Furthermore, the companies that hold the concession to operate the city's BRT lines had invested in the construction sector, and thus ended up benefiting from the infrastructure development in the Barra da Tijuca neighbourhood. The Transolímpica line’s legitimacy was one that politicians and developers lobbied for, resulting in only 38% of the estimated 70,000 passengers per day by 2019.


The poor ridership is also due to the cultural factors implicated in BRTs in Rio. Higher-income residents are more resistant to using public transport and prefer to use their own private vehicles for reasons including comfort and status. What is more, the “Transolímpica ExpressWay” was constructed along the same route - a toll road to serve the flow of private vehicles, cementing Rio’s road-planning history of prioritising private automobile users instead of equitable mass public transport. This further brings into question the purpose of prioritising public transport links to wealthier areas that are already well-connected to the city through automobile access.


The bypassing of employment cores across the Centro and Zona Norte regions, or tourist centres like Copacabana and Ipanema, for already well-connected as automobile-concentrated valuable real-estate areas emphasises Rio’s shortcomings and political sway at the expense of their citizens, particularly those without private transport who depend on bus lines to move throughout the city.


BRTs can promote the development of their surroundings, with many cities across the world finding successes in this form of rapidly implemented, low-cost transit. However, the Olympic Games in Rio were unable to bring about compact and sustainable urban transport due to investment ‘legacies’ being motivated by political and economic desires to turn Rio into a globally competitive city on the world stage, rather than the prioritisation of the citizen population and area regeneration through transport infrastructure.


Further reading:

  1. Hensher, D.A. and Golob, T.F., 2008. Bus rapid transit systems: a comparative assessment. Transportation, 35(4), pp.501-518.

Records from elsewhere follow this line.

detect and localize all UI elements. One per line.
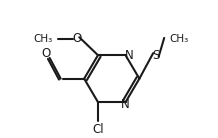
- Text: O: O: [72, 32, 81, 45]
- Text: Cl: Cl: [92, 123, 104, 136]
- Text: N: N: [121, 98, 130, 111]
- Text: CH₃: CH₃: [34, 34, 53, 44]
- Text: S: S: [152, 49, 160, 62]
- Text: N: N: [125, 49, 134, 62]
- Text: O: O: [41, 47, 50, 60]
- Text: CH₃: CH₃: [169, 34, 188, 44]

  2. Kassens-Noor, E., Gaffney, C., Messina, J. and Phillips, E., 2018. Olympic transport legacies: Rio de Janeiro’s bus rapid transit system. Journal of Planning Education and Research, 38(1), pp.13-24.

  3. Pereira, R.H., 2019. Future accessibility impacts of transport policy scenarios: Equity and sensitivity to travel time thresholds for Bus Rapid Transit expansion in Rio de Janeiro. Journal of Transport Geography, 74, pp.321-332.

  4. Sturup, S. and Low, N., 2015. Storylines, leadership and risk, some findings from Australian case studies of urban transport megaprojects. Urban Policy and Research, 33(4), pp.490-505.

  5. Yamawaki, Y., Castro Filho, F. and Costa, G., 2020. Mega-event transport legacy in a developing country: The case of Rio 2016 Olympic Games and its Transolímpica BRT corridor. Journal of Transport Geography, 88, p.102858.